This week, we hosted our 2050 Today convening. Launched in 2017, 2050 Today is an initiative with ongoing meetings to examine new and emerging priorities that need attention today to fully decarbonize the global economy by mid-century.
The events of 2020 profoundly redefined the course and the breadth of the 2050 dialogues, and prompted us to re-examine current decarbonization pathways and strategies, as well as the deep social transformations necessary to address the climate crisis. For this convening, we brought together an international group of experts, grantees, and funders, to discuss new thinking on climate action that reflects the long-lasting implications of the Covid-19 pandemic on emissions and activity drivers, the profound challenges of a just and equitable economic recovery, and the potential for climate strategies to center and advance racial and social justice.
As the event began, we received a letter from the Climate Justice Alliance (CJA), which noted its concern that this meeting did not include representation of, or input from, many of the communities most impacted by climate change that we are aiming to partner with and support.
We take CJA’s feedback seriously. While we sought to feature diverse perspectives from a broad group of experts, including representatives from leading organizations focused on climate, equity, and justice issues, we know we can always do more to include the voices of groups working on the frontlines. We welcome CJA’s engagement, which provides further opportunities to learn and grow.
As CJA’s letter states:
“Frontline communities — those impacted most by climate change, and who live with environmental and climate injustice directly caused by extractive industries in and adjacent to their communities, resulting in chronic impacts to human and environmental health — hold unique and compelling wisdom, solutions, and organizing power deeply informed by their lived experience. Frontline communities also hold the vision to connect the dots between our interlinked crises of systemic racism, socioeconomic inequity, and climate change — from root causes to just solutions.”

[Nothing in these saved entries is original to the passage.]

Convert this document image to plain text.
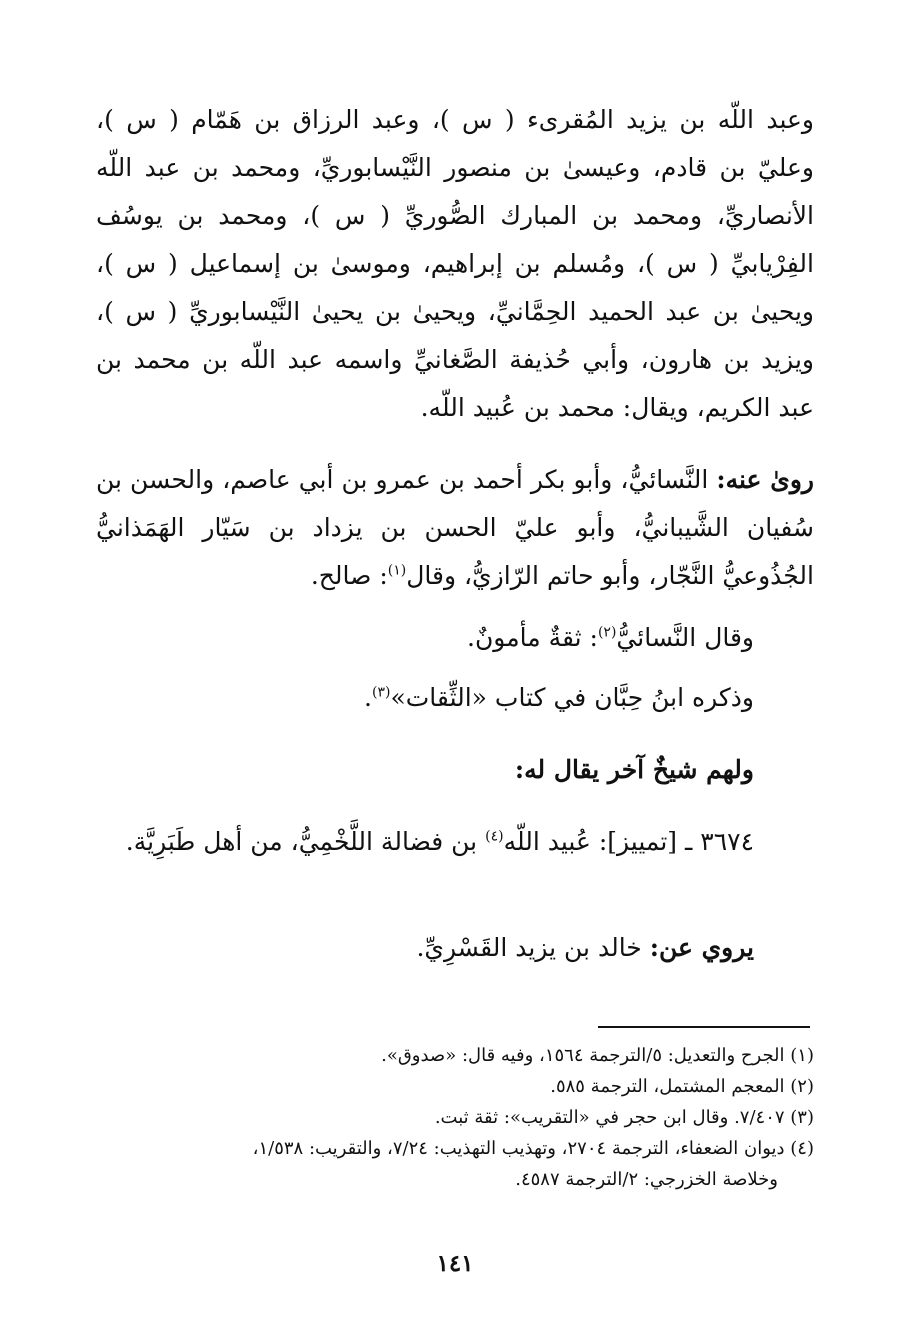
وعبد اللّه بن يزيد المُقرىء ( س )، وعبد الرزاق بن هَمّام ( س )، وعليّ بن قادم، وعيسىٰ بن منصور النَّيْسابوريِّ، ومحمد بن عبد اللّه الأنصاريِّ، ومحمد بن المبارك الصُّوريِّ ( س )، ومحمد بن يوسُف الفِرْيابيِّ ( س )، ومُسلم بن إبراهيم، وموسىٰ بن إسماعيل ( س )، ويحيىٰ بن عبد الحميد الحِمَّانيِّ، ويحيىٰ بن يحيىٰ النَّيْسابوريِّ ( س )، ويزيد بن هارون، وأبي حُذيفة الصَّغانيِّ واسمه عبد اللّه بن محمد بن عبد الكريم، ويقال: محمد بن عُبيد اللّه.
روىٰ عنه: النَّسائيُّ، وأبو بكر أحمد بن عمرو بن أبي عاصم، والحسن بن سُفيان الشَّيبانيُّ، وأبو عليّ الحسن بن يزداد بن سَيّار الهَمَذانيُّ الجُذُوعيُّ النَّجّار، وأبو حاتم الرّازيُّ، وقال$^{(١)}$: صالح.
وقال النَّسائيُّ$^{(٢)}$: ثقةٌ مأمونٌ.
وذكره ابنُ حِبَّان في كتاب «الثِّقات»$^{(٣)}$.
ولهم شيخٌ آخر يقال له:
٣٦٧٤ ـ [تمييز]: عُبيد اللّه$^{(٤)}$ بن فضالة اللَّخْمِيُّ، من أهل طَبَرِيَّة.
يروي عن: خالد بن يزيد القَسْرِيِّ.
(١) الجرح والتعديل: ٥/الترجمة ١٥٦٤، وفيه قال: «صدوق».
(٢) المعجم المشتمل، الترجمة ٥٨٥.
(٣) ٧/٤٠٧. وقال ابن حجر في «التقريب»: ثقة ثبت.
(٤) ديوان الضعفاء، الترجمة ٢٧٠٤، وتهذيب التهذيب: ٧/٢٤، والتقريب: ١/٥٣٨،
وخلاصة الخزرجي: ٢/الترجمة ٤٥٨٧.
١٤١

This fact that frontline and fenceline communities bear the brunt of the inequities of the current fossil-based economy is certainly true in the U.S., especially areas like the “diesel death zone” in Southern California and port cities on the Eastern seaboard, Louisiana, and Texas. The same is unfortunately true nearly everywhere in the world.
ClimateWorks Foundation is driven by our vision of a thriving planet for all living beings for generations to come. Progress cannot truly be made without including communities most vulnerable to climate impacts. Our organization is actively deepening our efforts on diversity, equity, inclusion, and justice so that we can do better as a collaborative partner in pursuit of our mission and vision. We embrace opportunities to improve and we remain steadfast in engaging with and learning from all communities focused on climate action.
We are engaging with CJA to learn from each other and explore ways to strengthen our collaboration in pursuit of our common interests. We also adapted our 2050 Today discussion to acknowledge that voices from those communities were not all in the room, as a way to reflect and ensure that these voices are included, supported, and amplified going forth.
We look forward to continuing our dialogue with CJA and other partners to make sure we continue to advance a climate future rooted in equity and justice for all.